Las agencias de cobranzas se están volviendo indispensables para afrontar la crisis

El secreto es la personalización de las cobranzas y estar siempre a la vanguardia con estrategias claras.

El sector de cobranzas ha sido una de las tantas industrias afectadas a partir de la crisis mundial del Covid-19. El impacto de la pandemia fue devastador y los niveles de mora llegaron a puntos alarmantes. Estamos atravesando un proceso de transformación que nos obliga a repensar los modelos de negocios y reinventarnos para no quedar atrás. El efecto negativo y los limitantes que está dejando este contexto llevó a grandes y pequeñas empresas a perder su negocio y a muchas familias a reducir considerablemente sus gastos debido a la falta de ingresos.

La gestión de cobranzas se está posicionando como un sector indispensable; el mercado cambió y la forma de relacionarse con los clientes también mutó. Las empresas de gestión de activos están jugando sus mejores cartas para enfrentar una de las peores crisis de la historia arraigadas no solo a la suspensión en la gestión de tramos de moras, sino a las decisiones implementadas por el BCRA, que con el objetivo de mitigar los efectos del aislamiento, aún no permite visibilizar un claro panorama de la situación crediticia real, ya que ha imposibilitado realizar un seguimiento del comportamiento de los acreedores.

Por esto, es necesario, como expertos, que podamos recomendar la importancia de saldar deudas acumuladas, aprovechar los beneficios y descuentos excepcionales para poder llegar a posicionarse crediticiamente en un mejor escenario. La nueva realidad llegó para quedarse, la estamos transitando y muchas prácticas adquiridas van a continuar.
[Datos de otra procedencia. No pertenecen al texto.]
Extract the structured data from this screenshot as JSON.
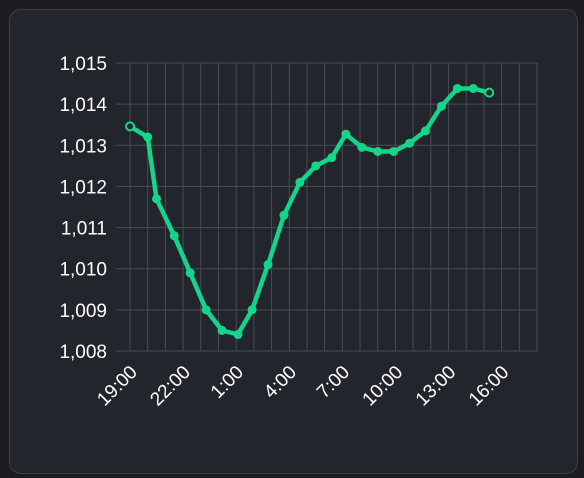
{
  "chart_data": {
    "type": "line",
    "ylim": [
      1008,
      1015
    ],
    "xlim": [
      0,
      23
    ],
    "grid": true,
    "legend": "none",
    "y_ticks": [
      1008,
      1009,
      1010,
      1011,
      1012,
      1013,
      1014,
      1015
    ],
    "y_tick_labels": [
      "1,008",
      "1,009",
      "1,010",
      "1,011",
      "1,012",
      "1,013",
      "1,014",
      "1,015"
    ],
    "x_ticks": [
      0,
      1,
      2,
      3,
      4,
      5,
      6,
      7,
      8,
      9,
      10,
      11,
      12,
      13,
      14,
      15,
      16,
      17,
      18,
      19,
      20,
      21,
      22,
      23
    ],
    "x_tick_labels": [
      {
        "x": 0,
        "label": "19:00"
      },
      {
        "x": 3,
        "label": "22:00"
      },
      {
        "x": 6,
        "label": "1:00"
      },
      {
        "x": 9,
        "label": "4:00"
      },
      {
        "x": 12,
        "label": "7:00"
      },
      {
        "x": 15,
        "label": "10:00"
      },
      {
        "x": 18,
        "label": "13:00"
      },
      {
        "x": 21,
        "label": "16:00"
      }
    ],
    "series": [
      {
        "color": "#14d68a",
        "points": [
          {
            "x": 0,
            "y": 1013.46
          },
          {
            "x": 1,
            "y": 1013.2
          },
          {
            "x": 1.5,
            "y": 1011.7
          },
          {
            "x": 2.5,
            "y": 1010.8
          },
          {
            "x": 3.4,
            "y": 1009.9
          },
          {
            "x": 4.3,
            "y": 1009.0
          },
          {
            "x": 5.2,
            "y": 1008.5
          },
          {
            "x": 6.1,
            "y": 1008.4
          },
          {
            "x": 6.9,
            "y": 1009.0
          },
          {
            "x": 7.8,
            "y": 1010.1
          },
          {
            "x": 8.7,
            "y": 1011.3
          },
          {
            "x": 9.6,
            "y": 1012.1
          },
          {
            "x": 10.5,
            "y": 1012.5
          },
          {
            "x": 11.4,
            "y": 1012.7
          },
          {
            "x": 12.2,
            "y": 1013.27
          },
          {
            "x": 13.1,
            "y": 1012.95
          },
          {
            "x": 14.0,
            "y": 1012.85
          },
          {
            "x": 14.9,
            "y": 1012.85
          },
          {
            "x": 15.8,
            "y": 1013.05
          },
          {
            "x": 16.7,
            "y": 1013.35
          },
          {
            "x": 17.6,
            "y": 1013.95
          },
          {
            "x": 18.5,
            "y": 1014.38
          },
          {
            "x": 19.4,
            "y": 1014.38
          },
          {
            "x": 20.3,
            "y": 1014.28
          }
        ]
      }
    ]
  }
}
Según economistas, la Argentina va a repuntar lentamente a mediados del 2021, y desde el sector de las cobranzas podemos avizorar que a mediados de año se desencadenará una gran derivación de deudas ocasionadas durante la pandemia, por lo que es el momento de invertir en un servicio acorde a los nuevos tiempos.

A diferencia de otros sectores que se vieron obligados a iniciar una transformación digital, en gestión de cobranzas ya se había iniciado un proceso de innovación con antelación, lo que permitió incorporar en mayor o menor medida, tecnología para acercar a cada deudor con más alternativas y mayor fluidez.

Hay organizaciones que han reaccionado tardíamente a los cambios, en algunos casos hay rubros que lograron reaccionar apropiadamente ya sea por iniciativa o porque tienen la estructura para hacerlo. El impacto continúa, es momento de crear acciones innovadoras, seguir reinventándose, revisar procesos y seguramente seguir creando soluciones que antes no se habían pensado. Hay que repensar: ¿cómo podemos ser más eficientes?, ¿qué debemos dejar de hacer? Y ¿qué debemos comenzar a hacer?

Entendemos que lo peor es caer en un estado de desesperación, esto solo inmoviliza, debemos accionar teniendo presente el contexto y para dirigir las acciones con cada caso, cada cartera de deudor y cada rubo específico. El secreto es la personalización de las cobranzas y estar siempre a la vanguardia con estrategias claras. Como desafío hay que estar preparados y seguir potenciando los procesos implementando soluciones y tecnologías acordes a la realidad que enfrentamos.